ASPPA Connect wishes its readers a happy Thanksgiving. Thank you for your support! ASPPA Connect will not be appearing on Friday, Nov. 27; however, it will be back to business as usual on Monday, Nov. 30.

In keeping with the season, here are a few unusual facts about Thanksgiving.

  • The turkey was almost our national bird, but in a vote in Congress, the bald eagle won out over the turkey.
  • TV dinners arose because of Thanksgiving. Someone at Swanson overestimated the number of frozen turkeys it would sell for Thanksgiving in 1953 by 26 tons. The answer they came up with? Slice the meat and repackage it with trimmings on the side. 
  • Six places in the United States have Turkey in their name: Turkey, NC; Turkey, TX; Lower Turkeyfoot and Upper Turkeyfoot, both in PA; Turkey Creek, AZ, and Turkey Creek, LA. The latter is the biggest, with a population of 435.  
  • Stuffing was not invented by Stove Top. The cookbook “Apicius de re Coquinaria” from the ancient Roman Empire had recipes that called for stuffed chicken, rabbit, pork and more.
  • Approximately 50% of Americans fill their Thanksgiving birds with stuffing; in the South, cornbread stuffing is popular, and white bread is common is most other parts of the country.
  • Pumpkins are believed to come from Central America. Pumpkin seeds from 5500 B.C. have been found in Mexico.
  • Early American settlers made pumpkin pie by filling a hollowed out shell with milk, honey and spices, then baking it.
  • The world's largest pumpkin pie was made in New Bremen, OH. It was 20 feet in diameter and weighed 3,699 pounds. 
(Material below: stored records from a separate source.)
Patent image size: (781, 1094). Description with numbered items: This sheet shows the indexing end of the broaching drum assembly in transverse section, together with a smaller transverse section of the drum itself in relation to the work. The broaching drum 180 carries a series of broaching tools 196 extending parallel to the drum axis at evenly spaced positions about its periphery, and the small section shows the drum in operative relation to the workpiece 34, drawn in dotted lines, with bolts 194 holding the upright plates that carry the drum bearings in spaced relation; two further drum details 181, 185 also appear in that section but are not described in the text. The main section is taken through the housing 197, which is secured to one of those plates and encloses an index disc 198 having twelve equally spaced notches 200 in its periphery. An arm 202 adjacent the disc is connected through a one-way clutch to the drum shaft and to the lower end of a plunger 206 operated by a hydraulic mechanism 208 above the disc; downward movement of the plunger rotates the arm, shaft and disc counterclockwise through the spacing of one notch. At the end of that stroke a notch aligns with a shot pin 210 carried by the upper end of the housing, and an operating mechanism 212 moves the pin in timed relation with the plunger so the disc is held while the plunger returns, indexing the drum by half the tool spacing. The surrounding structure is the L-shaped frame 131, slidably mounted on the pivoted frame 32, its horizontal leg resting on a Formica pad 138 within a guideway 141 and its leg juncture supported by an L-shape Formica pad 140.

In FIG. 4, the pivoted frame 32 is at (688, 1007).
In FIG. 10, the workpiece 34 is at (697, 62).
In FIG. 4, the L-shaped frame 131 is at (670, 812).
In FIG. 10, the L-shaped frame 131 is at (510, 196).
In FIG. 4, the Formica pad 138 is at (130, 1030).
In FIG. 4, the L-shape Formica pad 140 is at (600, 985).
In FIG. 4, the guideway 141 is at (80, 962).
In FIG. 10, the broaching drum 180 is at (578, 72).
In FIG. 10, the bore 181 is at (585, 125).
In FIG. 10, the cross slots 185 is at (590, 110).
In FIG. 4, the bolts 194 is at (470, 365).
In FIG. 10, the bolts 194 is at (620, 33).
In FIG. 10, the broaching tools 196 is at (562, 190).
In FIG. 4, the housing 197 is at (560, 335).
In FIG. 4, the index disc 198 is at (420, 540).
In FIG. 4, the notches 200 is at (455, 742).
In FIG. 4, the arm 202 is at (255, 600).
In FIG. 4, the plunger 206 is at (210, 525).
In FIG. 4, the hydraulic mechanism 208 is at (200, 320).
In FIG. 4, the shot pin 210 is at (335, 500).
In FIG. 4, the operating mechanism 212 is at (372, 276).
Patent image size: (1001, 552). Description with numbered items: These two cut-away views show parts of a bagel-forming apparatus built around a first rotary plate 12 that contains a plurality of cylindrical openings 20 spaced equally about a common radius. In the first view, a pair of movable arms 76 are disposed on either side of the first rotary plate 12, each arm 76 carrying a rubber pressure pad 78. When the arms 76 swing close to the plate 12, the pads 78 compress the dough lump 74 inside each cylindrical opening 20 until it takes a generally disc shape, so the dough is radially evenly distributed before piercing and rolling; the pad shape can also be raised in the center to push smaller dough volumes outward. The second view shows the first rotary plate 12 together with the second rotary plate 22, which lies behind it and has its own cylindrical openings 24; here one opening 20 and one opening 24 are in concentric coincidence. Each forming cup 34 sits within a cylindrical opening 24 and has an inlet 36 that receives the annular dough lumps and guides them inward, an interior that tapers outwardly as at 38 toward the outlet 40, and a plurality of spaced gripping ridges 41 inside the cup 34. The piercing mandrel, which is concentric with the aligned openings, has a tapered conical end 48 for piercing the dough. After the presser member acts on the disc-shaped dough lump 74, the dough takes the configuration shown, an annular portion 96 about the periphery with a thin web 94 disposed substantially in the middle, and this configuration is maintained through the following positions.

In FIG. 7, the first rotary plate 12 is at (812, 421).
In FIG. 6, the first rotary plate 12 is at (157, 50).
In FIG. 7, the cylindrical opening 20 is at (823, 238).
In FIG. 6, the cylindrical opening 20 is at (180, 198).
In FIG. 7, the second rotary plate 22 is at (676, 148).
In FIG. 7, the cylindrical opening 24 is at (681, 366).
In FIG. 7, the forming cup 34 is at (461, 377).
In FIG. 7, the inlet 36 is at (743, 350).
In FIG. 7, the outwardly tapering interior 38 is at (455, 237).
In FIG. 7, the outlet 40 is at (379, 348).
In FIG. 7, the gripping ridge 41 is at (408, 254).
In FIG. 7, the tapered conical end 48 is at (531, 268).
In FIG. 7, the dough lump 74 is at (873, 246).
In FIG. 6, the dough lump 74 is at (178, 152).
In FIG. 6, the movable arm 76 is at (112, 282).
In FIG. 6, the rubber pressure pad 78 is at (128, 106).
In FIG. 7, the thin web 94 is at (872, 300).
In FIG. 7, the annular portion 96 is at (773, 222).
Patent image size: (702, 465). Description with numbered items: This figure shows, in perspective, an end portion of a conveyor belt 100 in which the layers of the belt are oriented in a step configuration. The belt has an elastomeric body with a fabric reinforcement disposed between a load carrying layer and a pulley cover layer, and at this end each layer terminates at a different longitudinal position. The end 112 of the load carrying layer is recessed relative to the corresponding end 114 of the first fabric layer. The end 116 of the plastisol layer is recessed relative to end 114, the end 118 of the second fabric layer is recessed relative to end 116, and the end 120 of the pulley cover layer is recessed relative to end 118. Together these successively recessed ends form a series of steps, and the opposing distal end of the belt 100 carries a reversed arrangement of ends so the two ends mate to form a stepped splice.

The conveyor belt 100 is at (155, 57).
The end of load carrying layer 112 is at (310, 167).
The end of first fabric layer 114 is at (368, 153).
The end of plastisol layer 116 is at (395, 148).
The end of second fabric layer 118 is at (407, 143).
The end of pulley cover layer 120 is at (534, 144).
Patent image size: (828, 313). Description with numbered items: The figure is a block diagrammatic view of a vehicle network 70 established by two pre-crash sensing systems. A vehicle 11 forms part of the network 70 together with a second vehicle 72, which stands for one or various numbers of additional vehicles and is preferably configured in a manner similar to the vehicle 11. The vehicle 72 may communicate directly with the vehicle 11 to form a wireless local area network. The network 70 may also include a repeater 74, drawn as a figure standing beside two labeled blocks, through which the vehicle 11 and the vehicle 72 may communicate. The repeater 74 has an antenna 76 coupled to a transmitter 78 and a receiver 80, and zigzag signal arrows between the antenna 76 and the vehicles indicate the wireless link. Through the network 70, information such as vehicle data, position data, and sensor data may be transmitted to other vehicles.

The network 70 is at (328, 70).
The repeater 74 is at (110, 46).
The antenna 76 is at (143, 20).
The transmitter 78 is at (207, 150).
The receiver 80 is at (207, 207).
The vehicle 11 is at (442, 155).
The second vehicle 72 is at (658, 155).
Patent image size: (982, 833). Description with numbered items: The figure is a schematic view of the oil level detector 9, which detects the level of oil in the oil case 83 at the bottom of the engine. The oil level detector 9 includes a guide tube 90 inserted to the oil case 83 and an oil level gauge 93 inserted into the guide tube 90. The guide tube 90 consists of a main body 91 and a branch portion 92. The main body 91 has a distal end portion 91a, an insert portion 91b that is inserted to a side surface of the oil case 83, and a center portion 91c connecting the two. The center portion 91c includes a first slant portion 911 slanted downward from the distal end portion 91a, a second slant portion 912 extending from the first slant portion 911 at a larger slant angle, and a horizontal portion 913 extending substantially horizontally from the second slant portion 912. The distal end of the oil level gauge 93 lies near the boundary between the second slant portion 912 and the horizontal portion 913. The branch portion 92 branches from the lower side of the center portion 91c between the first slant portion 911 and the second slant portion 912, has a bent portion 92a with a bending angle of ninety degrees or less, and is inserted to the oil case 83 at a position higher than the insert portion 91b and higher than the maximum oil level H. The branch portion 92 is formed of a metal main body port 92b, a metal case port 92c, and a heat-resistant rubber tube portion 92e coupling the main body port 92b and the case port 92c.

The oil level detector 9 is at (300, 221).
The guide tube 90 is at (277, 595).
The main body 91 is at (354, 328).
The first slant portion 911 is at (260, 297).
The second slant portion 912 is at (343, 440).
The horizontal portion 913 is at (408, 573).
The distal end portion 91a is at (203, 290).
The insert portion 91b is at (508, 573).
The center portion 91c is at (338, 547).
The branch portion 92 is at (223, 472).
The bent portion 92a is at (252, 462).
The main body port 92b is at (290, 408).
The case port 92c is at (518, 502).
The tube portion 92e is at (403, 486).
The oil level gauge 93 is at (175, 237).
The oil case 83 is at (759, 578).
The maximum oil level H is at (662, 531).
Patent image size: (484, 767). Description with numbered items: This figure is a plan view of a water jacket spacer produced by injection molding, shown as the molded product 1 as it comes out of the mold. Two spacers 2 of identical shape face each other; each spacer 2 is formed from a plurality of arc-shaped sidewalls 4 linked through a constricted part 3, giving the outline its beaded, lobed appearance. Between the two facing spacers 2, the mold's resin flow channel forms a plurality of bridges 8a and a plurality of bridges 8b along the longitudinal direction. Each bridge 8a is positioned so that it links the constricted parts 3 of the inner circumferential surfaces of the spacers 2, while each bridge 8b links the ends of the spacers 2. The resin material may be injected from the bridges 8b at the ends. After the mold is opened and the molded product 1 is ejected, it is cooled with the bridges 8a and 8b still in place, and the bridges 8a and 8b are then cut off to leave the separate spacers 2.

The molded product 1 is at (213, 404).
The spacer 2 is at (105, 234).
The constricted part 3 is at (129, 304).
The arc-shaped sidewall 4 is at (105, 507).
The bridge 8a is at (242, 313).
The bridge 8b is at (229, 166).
  • A Thanksgiving Day football game was televised for the first time in 1953 and was carried by the DuMont Network. The first time a TV broadcast of a Thanksgiving Day football game was in color was in 1965.
  • The highest score any football team has ever gotten in a Thanksgiving Day game is 55 points. This happened twice: in 1977 when the Miami Dolphins defeated the then-St. Louis Cardinals, and in 1997, when the Detroit Lions defeated the Chicago Bears.
  • Sleepy after Thanksgiving dinner? It’s not because of tryptophan in turkey. Chicken has more tryptophan than turkey. The culprit is you — you ate too much! Digesting takes lots of energy.